Ривай открыто жрал его взглядом, не в силах сопротивляться этому странному, необъяснимому желанию просто смотреть на Эрена. Изучать его, внимательно следить за живой мимикой, в которой сейчас, Ривай был уверен, наигранности не осталось. Эрен будто разом расслабился, чувствуя себя спокойно рядом с Аккерманом. Ни на секунду не задумывался о том, что Ривай может убить его, если захочет. И для этого ему понадобится лишь пара отточенных до идеала движений. Кровоточащая дырка во лбу явно бы подпортила всю красоту.
— Ну, а ты? Какова твоя грустная история? — Эрен незаметно подсел ближе, так, что теперь между ними был только деревянный угол стола. Чертовски мало расстояния. Можно протянуть руку и кончиками пальцев коснуться острой скулы, в этот раз не прикрытой каштановыми прядями волос.
— У меня её нет.
— Враньё, у каждого она есть, — Йегер откинулся на спинку, устраиваясь почти в той же позе, что и Ривай до его прихода. Кожа на шее натянулась, и под ней ещё чётче проступил кадык. А ниже, надёжно спрятанный между острыми ключицами, блестел маленький камешек, привлекающий внимание. — Я что-то слышал краем уха, но хотел бы узнать из достоверных источников. Например, про тебя и твои особые отношения с Энни Леонхарт.
Повисло молчание. Такое густое и плотное, что при желании его можно было соскребать с каждой поверхности. Ривай замер, таращась на Эрена, намеренно расковырявшего старую рану. Рану, которая не заживала уже третий год, потому что её источник до сих пор не был уничтожен. Стёрт с лица земли в лучших традициях, царящих в их мире.

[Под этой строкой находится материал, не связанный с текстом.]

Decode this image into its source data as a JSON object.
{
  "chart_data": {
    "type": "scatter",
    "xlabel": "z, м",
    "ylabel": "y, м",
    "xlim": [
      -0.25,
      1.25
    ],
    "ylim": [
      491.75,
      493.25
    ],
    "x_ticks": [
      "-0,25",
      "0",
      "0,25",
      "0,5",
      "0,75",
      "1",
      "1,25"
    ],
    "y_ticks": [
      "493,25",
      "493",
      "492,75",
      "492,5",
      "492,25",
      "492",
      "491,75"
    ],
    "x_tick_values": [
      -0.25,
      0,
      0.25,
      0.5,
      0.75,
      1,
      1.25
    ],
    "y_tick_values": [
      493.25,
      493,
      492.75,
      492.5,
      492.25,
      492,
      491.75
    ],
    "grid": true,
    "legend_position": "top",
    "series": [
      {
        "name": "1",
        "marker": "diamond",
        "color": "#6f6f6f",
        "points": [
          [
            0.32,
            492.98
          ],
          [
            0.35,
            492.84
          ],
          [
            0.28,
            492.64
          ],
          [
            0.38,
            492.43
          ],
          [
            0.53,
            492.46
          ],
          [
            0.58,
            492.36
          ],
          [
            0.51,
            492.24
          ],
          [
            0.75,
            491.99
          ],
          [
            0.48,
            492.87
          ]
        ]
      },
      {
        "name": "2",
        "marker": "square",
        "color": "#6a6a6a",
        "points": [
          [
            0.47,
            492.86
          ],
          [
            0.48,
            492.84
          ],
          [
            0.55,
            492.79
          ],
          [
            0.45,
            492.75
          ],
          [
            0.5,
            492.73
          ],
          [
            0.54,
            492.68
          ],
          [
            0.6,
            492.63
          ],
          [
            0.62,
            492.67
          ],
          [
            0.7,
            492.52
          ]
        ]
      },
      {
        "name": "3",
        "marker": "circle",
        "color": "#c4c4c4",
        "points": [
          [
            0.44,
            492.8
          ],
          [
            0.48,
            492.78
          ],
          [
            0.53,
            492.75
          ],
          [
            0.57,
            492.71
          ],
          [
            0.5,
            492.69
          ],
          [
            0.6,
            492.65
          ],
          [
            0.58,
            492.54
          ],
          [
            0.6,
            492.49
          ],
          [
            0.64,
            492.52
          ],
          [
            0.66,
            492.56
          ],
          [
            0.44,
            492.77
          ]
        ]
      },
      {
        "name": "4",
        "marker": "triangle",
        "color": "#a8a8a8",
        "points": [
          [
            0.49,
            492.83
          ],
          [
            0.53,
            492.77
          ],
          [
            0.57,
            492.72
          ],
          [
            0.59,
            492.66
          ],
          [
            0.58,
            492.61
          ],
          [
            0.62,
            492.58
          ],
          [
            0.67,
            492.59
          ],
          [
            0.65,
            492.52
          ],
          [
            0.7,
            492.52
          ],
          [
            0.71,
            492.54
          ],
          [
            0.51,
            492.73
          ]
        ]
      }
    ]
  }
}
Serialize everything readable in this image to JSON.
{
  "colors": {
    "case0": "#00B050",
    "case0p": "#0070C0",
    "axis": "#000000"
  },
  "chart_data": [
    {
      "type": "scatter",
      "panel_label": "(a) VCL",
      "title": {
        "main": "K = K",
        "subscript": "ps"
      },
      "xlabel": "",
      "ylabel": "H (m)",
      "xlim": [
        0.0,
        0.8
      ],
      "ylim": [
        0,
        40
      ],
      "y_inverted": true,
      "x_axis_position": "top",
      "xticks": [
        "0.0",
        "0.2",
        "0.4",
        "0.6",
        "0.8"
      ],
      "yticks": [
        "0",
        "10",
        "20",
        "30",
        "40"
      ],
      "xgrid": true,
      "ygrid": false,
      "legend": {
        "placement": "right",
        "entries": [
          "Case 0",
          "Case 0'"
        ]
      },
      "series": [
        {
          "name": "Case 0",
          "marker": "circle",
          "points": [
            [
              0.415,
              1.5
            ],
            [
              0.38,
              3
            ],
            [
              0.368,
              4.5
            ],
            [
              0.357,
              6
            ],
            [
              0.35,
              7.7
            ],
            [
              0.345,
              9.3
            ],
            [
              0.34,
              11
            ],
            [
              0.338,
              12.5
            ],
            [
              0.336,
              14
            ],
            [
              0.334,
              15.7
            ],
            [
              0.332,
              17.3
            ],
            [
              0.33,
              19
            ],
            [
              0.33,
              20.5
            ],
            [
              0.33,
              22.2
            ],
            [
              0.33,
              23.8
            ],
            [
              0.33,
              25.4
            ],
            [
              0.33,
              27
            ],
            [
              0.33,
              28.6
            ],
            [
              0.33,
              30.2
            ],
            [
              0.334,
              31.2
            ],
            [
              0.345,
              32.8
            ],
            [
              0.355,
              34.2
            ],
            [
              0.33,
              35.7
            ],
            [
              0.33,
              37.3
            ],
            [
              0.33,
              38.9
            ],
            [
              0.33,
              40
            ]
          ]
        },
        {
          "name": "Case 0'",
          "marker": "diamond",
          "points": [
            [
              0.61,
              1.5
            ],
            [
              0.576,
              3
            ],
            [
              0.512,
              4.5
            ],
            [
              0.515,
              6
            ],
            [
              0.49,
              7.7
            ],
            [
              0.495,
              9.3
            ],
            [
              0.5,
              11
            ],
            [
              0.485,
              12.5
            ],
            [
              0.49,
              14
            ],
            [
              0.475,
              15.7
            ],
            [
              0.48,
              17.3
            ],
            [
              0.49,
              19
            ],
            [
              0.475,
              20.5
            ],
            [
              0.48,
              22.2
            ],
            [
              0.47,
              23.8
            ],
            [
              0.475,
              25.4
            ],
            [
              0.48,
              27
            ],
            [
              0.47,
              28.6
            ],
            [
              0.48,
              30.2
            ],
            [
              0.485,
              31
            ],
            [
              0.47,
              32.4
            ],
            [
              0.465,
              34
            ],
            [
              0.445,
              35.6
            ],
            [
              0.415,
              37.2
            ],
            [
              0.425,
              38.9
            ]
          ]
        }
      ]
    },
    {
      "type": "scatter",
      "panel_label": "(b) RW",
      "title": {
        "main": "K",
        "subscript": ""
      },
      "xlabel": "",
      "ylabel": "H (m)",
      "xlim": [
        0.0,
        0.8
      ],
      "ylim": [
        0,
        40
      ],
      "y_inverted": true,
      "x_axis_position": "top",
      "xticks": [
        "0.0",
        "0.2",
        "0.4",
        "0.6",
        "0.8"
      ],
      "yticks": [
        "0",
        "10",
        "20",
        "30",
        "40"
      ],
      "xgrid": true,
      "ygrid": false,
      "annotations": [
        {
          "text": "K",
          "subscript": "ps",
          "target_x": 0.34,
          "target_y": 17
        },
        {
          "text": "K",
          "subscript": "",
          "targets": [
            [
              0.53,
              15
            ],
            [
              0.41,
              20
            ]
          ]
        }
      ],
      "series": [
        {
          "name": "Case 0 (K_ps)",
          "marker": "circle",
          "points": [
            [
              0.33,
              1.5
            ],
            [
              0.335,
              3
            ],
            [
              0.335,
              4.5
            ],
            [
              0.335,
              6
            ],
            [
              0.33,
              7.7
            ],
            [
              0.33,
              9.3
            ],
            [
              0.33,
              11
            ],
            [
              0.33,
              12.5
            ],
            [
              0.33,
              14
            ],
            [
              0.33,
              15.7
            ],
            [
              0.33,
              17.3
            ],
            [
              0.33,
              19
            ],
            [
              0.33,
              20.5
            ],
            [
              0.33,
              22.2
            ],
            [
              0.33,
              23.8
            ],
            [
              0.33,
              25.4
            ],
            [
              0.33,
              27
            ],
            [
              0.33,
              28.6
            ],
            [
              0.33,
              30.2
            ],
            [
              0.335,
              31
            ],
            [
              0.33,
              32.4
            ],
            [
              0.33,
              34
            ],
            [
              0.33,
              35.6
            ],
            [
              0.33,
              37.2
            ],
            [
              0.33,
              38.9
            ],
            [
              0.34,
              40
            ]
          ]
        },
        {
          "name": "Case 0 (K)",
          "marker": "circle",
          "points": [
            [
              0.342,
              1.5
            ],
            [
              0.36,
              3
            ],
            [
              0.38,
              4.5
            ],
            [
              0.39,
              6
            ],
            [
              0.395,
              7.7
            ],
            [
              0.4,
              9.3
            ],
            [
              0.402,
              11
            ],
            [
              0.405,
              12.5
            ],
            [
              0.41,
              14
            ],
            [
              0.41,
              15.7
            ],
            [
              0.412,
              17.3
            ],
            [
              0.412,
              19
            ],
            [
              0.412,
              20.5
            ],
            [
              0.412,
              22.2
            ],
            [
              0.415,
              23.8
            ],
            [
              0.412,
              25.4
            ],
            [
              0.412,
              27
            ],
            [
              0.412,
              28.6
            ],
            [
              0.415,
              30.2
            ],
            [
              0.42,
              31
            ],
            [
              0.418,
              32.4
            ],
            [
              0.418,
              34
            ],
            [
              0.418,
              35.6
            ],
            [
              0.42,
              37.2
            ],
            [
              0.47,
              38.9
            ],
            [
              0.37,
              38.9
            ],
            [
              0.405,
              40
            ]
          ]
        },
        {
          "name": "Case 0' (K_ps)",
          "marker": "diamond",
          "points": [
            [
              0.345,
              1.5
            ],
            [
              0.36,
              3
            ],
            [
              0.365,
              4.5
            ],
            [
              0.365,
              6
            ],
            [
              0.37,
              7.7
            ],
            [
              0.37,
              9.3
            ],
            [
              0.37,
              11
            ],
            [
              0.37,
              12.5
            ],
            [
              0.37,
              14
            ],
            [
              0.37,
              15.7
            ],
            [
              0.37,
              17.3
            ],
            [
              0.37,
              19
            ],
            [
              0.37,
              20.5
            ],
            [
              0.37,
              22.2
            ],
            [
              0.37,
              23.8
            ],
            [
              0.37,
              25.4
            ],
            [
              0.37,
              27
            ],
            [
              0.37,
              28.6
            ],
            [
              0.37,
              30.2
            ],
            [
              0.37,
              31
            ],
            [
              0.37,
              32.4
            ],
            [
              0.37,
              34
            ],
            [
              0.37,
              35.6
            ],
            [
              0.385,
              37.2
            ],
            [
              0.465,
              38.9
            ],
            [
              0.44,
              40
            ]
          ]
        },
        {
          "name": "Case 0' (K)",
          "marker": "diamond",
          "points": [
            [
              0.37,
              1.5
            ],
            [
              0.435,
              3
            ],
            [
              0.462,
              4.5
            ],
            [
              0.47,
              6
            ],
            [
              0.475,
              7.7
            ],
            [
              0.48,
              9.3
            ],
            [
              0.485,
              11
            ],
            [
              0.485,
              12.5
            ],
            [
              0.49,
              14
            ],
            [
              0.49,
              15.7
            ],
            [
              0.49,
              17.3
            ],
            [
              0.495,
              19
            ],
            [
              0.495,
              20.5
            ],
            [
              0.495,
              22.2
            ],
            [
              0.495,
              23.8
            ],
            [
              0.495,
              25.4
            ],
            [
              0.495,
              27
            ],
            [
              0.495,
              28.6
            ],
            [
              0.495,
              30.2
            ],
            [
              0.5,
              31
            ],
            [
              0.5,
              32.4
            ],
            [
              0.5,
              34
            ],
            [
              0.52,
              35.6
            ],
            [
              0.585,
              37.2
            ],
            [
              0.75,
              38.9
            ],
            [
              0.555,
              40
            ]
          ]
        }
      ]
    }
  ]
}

И в памяти тут же всплыли зелёные глаза. Не такие, как у Эрена. У Йегера они были яркими и вызывающими, в них бушевал шторм, способный утопить сотни кораблей в водах океана. А в тех глазах водная гладь всегда была спокойной и умиротворённой. Те глаза всегда смотрели на него с нежностью, на которую он не мог ответить. Пытался, много раз пытался, но так и не смог.
— Что случилось, Ривай? — Эрен позвал его по имени. Впервые. И оно из его уст прозвучало так мягко, словно привет из прошлого.
Ривай посмотрел на него, замечая, что он подвинулся ещё ближе и теперь сидел так, что даже напрягаться не нужно было, чтобы коснуться его. А в блеске двух аквамаринов Ривай рассмотрел золотые песчинки ближе к центру, окантовывающие расширившиеся зрачки. Красиво. Очень красиво, если не знать, что в любой момент этот блеск может потухнуть.
— Она убила мою жену.
И в очередной раз стало так хреново. Чувства бессилия и беспомощности тяжёлым покрывалом окутали его всего, напоминая о том вечере, когда Ривай обнаружил Петру мёртвой. Валяющуюся на грязном пустыре, как будто переломанную руками жестокого ребёнка куклу. И зелёные глаза, всегда смотрящие на него с мягкостью, в этот раз были направлены вверх. Прямо к затянутым тучами холодному декабрьскому небу.
Она пропала двадцатого декабря. Ривай нашёл её двадцать четвёртого. За день до Рождества. За день до своего дня рождения. Леонхарт отличилась оригинальностью и преподнесла ему незабываемый подарок.
Три года прошло, а легче не стало. И не станет никогда, потому что чувство вины, поселившееся в груди, пустило свои метастазы и с каждым днём разрасталось всё больше, затрагивая остальные органы.
Риваю стоило тогда постараться лучше. Сделать всё возможное и невозможное, чтобы успеть раньше. Чтобы вытащить её, пока не стало поздно. Он ей задолжал. Он был так чертовски должен ей за те годы, что Петра терпела его рядом. За то, что согласилась выйти за него замуж, прекрасно зная, что он из себя представляет. Кенни давил на него, требовал какого-то официального статуса, а Ривай понимал, что другую женщину рядом попросту не вытерпит. Она ему подходила. Чуткая и понимающая, спокойная и тихая, терпящая всех его демонов, запертых за рёбрами.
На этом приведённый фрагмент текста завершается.